そんなアンナの憧れ・なりたい姿の象徴であるマーニーに(本来の自分”嫌いだったアンナ”に向かって)「好きよ」と言われたことにより、本当の意味でアンナはアンナを好きになる(嫌いでしょうがなかった部分も認める、許す事ができるようになる)つまり自己肯定することができたのです。

「祖母の話をもとに作り上げた自分の憧れ・なりたい姿”マーニー”」と「自分が嫌いな自分”アンナ”」という二つの存在が、お互いを認め合い自己の中で混ざりあうことにより自己肯定をしっかりできる少女へと成長というところでしょうか。

そんなアンナが妄想の世界での追体験を通して現実とまっすぐに向き合うようになり(自分と向き合うことができた)、だんだんと周囲の気持ちを素直に受け止めるように、愛情にも気がつく事ができるのです。

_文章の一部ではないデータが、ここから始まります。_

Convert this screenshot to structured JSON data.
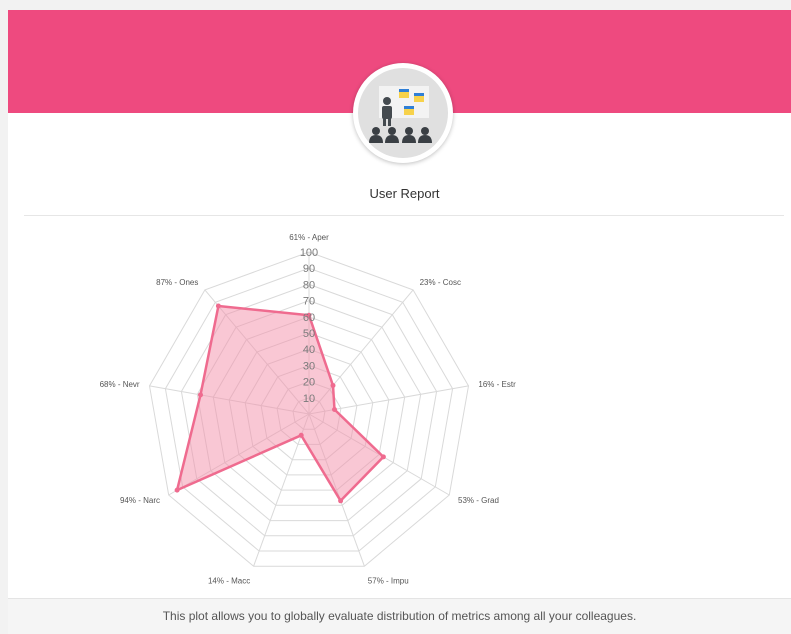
{
  "report": {
    "title": "User Report",
    "footer_text": "This plot allows you to globally evaluate distribution of metrics among all your colleagues."
  },
  "colors": {
    "banner": "#ee4a7f",
    "series_stroke": "#ef6b8f",
    "series_fill": "rgba(244,143,170,0.5)",
    "grid": "#d9d9d9"
  },
  "avatar_icon": "presentation-audience-icon",
  "chart_data": {
    "type": "radar",
    "r_range": [
      0,
      100
    ],
    "r_ticks": [
      10,
      20,
      30,
      40,
      50,
      60,
      70,
      80,
      90,
      100
    ],
    "grid": true,
    "categories": [
      "Aper",
      "Cosc",
      "Estr",
      "Grad",
      "Impu",
      "Macc",
      "Narc",
      "Nevr",
      "Ones"
    ],
    "values": [
      61,
      23,
      16,
      53,
      57,
      14,
      94,
      68,
      87
    ],
    "labels": [
      "61% - Aper",
      "23% - Cosc",
      "16% - Estr",
      "53% - Grad",
      "57% - Impu",
      "14% - Macc",
      "94% - Narc",
      "68% - Nevr",
      "87% - Ones"
    ]
  }
}
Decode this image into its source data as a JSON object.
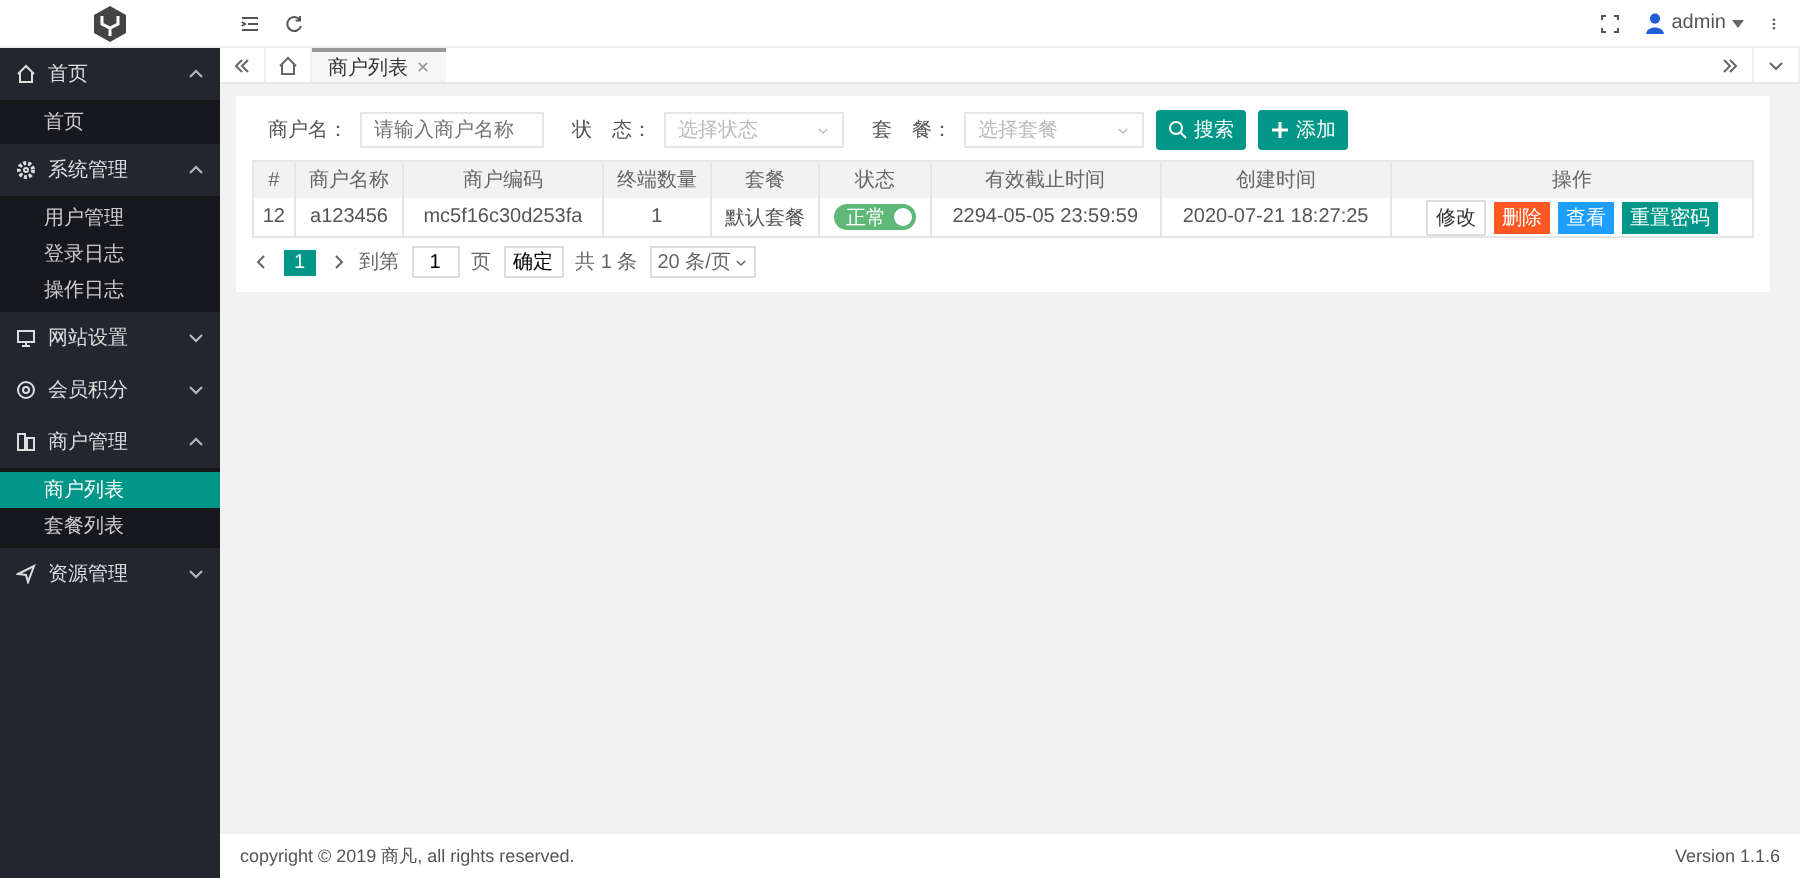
{
  "sidebar": {
    "groups": [
      {
        "label": "首页",
        "expanded": true,
        "children": [
          {
            "label": "首页",
            "selected": false
          }
        ]
      },
      {
        "label": "系统管理",
        "expanded": true,
        "children": [
          {
            "label": "用户管理",
            "selected": false
          },
          {
            "label": "登录日志",
            "selected": false
          },
          {
            "label": "操作日志",
            "selected": false
          }
        ]
      },
      {
        "label": "网站设置",
        "expanded": false
      },
      {
        "label": "会员积分",
        "expanded": false
      },
      {
        "label": "商户管理",
        "expanded": true,
        "children": [
          {
            "label": "商户列表",
            "selected": true
          },
          {
            "label": "套餐列表",
            "selected": false
          }
        ]
      },
      {
        "label": "资源管理",
        "expanded": false
      }
    ]
  },
  "header": {
    "user": "admin"
  },
  "tabs": [
    {
      "label": "商户列表",
      "selected": true
    }
  ],
  "filters": [
    {
      "label": "商户名：",
      "kind": "text",
      "placeholder": "请输入商户名称"
    },
    {
      "label": "状　态：",
      "kind": "select",
      "placeholder": "选择状态"
    },
    {
      "label": "套　餐：",
      "kind": "select",
      "placeholder": "选择套餐"
    }
  ],
  "filter_buttons": [
    {
      "label": "搜索",
      "kind": "search"
    },
    {
      "label": "添加",
      "kind": "add"
    }
  ],
  "table": {
    "columns": [
      "#",
      "商户名称",
      "商户编码",
      "终端数量",
      "套餐",
      "状态",
      "有效截止时间",
      "创建时间",
      "操作"
    ],
    "rows": [
      {
        "cells": [
          "12",
          "a123456",
          "mc5f16c30d253fa",
          "1",
          "默认套餐"
        ],
        "status": {
          "label": "正常",
          "on": true
        },
        "cells_after": [
          "2294-05-05 23:59:59",
          "2020-07-21 18:27:25"
        ],
        "actions": [
          {
            "label": "修改",
            "kind": "default"
          },
          {
            "label": "删除",
            "kind": "danger"
          },
          {
            "label": "查看",
            "kind": "info"
          },
          {
            "label": "重置密码",
            "kind": "teal"
          }
        ]
      }
    ]
  },
  "pagination": {
    "pages": [
      {
        "label": "1",
        "selected": true
      }
    ],
    "goto_prefix": "到第",
    "goto_value": "1",
    "goto_suffix": "页",
    "confirm": "确定",
    "total": "共 1 条",
    "page_size": "20 条/页"
  },
  "footer": {
    "copyright": "copyright © 2019 商凡, all rights reserved.",
    "version": "Version 1.1.6"
  }
}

嫌い、嫌い、嫌いという自己否定的なフィルターを通してしか世界を見れなかった子が、追体験を通していろいろなものに触れ自己肯定できるまでに成長し、その結果周りのみんなの気持ちも素直に受け取れるようになったんですね。

いや〜よかったよかった。

個人的あとがき

思い出のマーニーをアンナの自己肯定の物語として考察してみたのですがいかがでしょうか?

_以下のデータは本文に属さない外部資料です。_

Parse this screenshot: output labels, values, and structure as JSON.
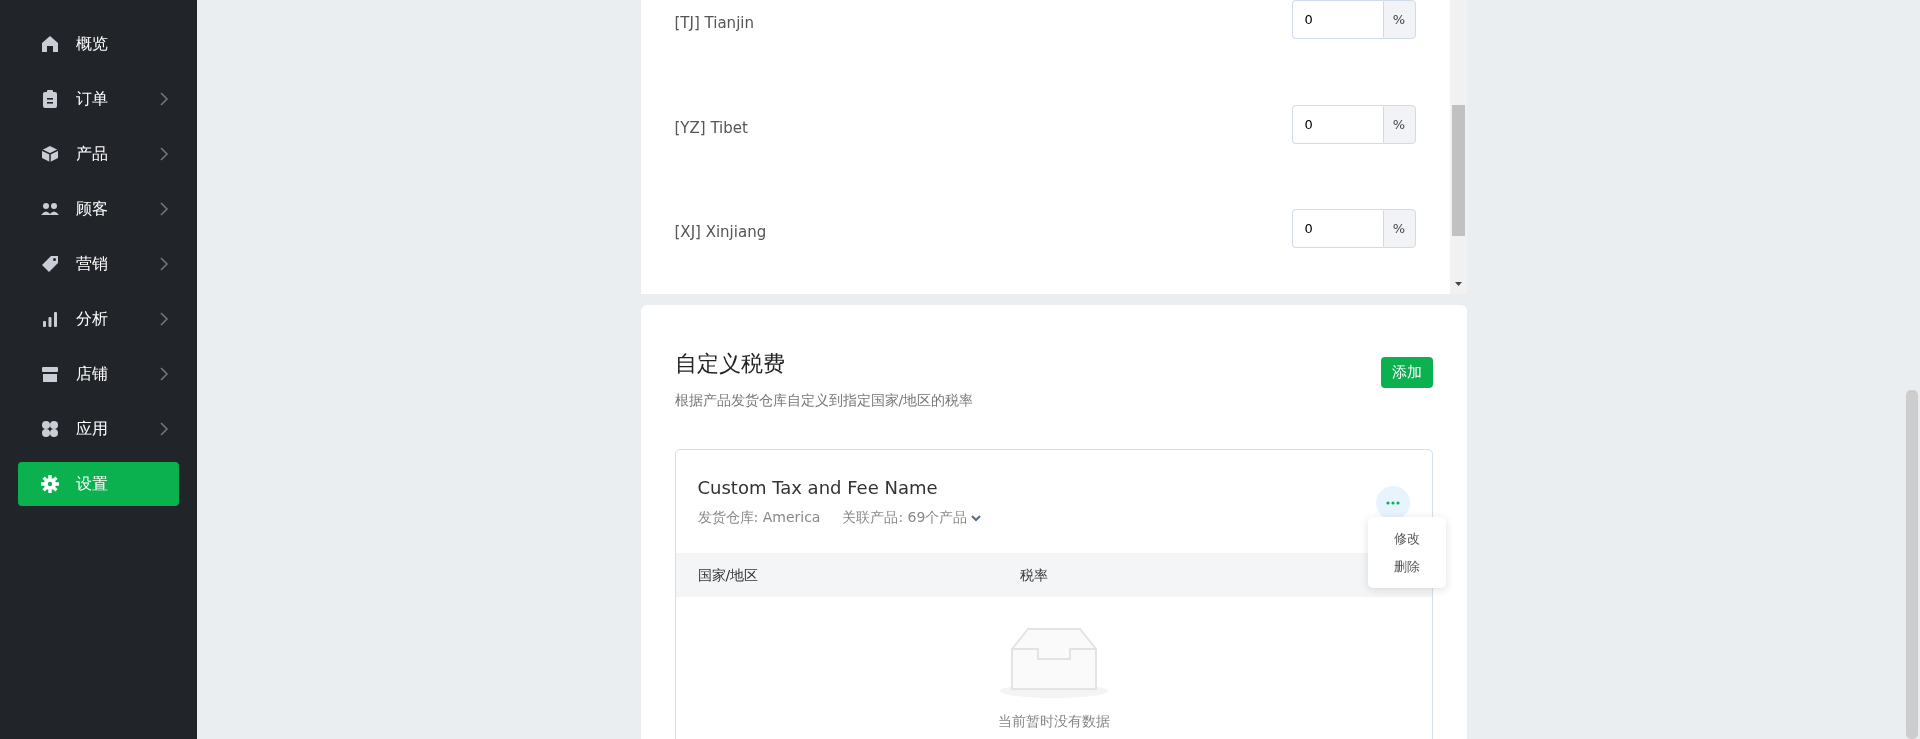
{
  "sidebar": {
    "items": [
      {
        "label": "概览",
        "expandable": false,
        "selected": false
      },
      {
        "label": "订单",
        "expandable": true,
        "selected": false
      },
      {
        "label": "产品",
        "expandable": true,
        "selected": false
      },
      {
        "label": "顾客",
        "expandable": true,
        "selected": false
      },
      {
        "label": "营销",
        "expandable": true,
        "selected": false
      },
      {
        "label": "分析",
        "expandable": true,
        "selected": false
      },
      {
        "label": "店铺",
        "expandable": true,
        "selected": false
      },
      {
        "label": "应用",
        "expandable": true,
        "selected": false
      },
      {
        "label": "设置",
        "expandable": false,
        "selected": true
      }
    ]
  },
  "region_rates": [
    {
      "region": "[TJ] Tianjin",
      "value": "0",
      "suffix": "%"
    },
    {
      "region": "[YZ] Tibet",
      "value": "0",
      "suffix": "%"
    },
    {
      "region": "[XJ] Xinjiang",
      "value": "0",
      "suffix": "%"
    }
  ],
  "custom_tax": {
    "title": "自定义税费",
    "subtitle": "根据产品发货仓库自定义到指定国家/地区的税率",
    "add_button": "添加",
    "entry": {
      "name": "Custom Tax and Fee Name",
      "warehouse": "发货仓库: America",
      "products": "关联产品: 69个产品",
      "menu": [
        "修改",
        "删除"
      ],
      "table": {
        "columns": [
          "国家/地区",
          "税率"
        ],
        "empty_text": "当前暂时没有数据"
      }
    }
  }
}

物語に対する解釈は見た人の数だけあると思います。それが面白いので記録として残しているのですが。

考察をまとめていて(まとまってない気がするけど)思ったのは、やっぱりマーニーは幽霊やタイムスリップなんかの産物だとは思えないな~と思いましたね。

うん、しばらくは思い出のマーニー考察記事を読み漁る日々になりそう!
また面白い見方捉え方を探してみたい!

以上、思い出のマーニー考察 追体験を通した自己肯定の物語でした。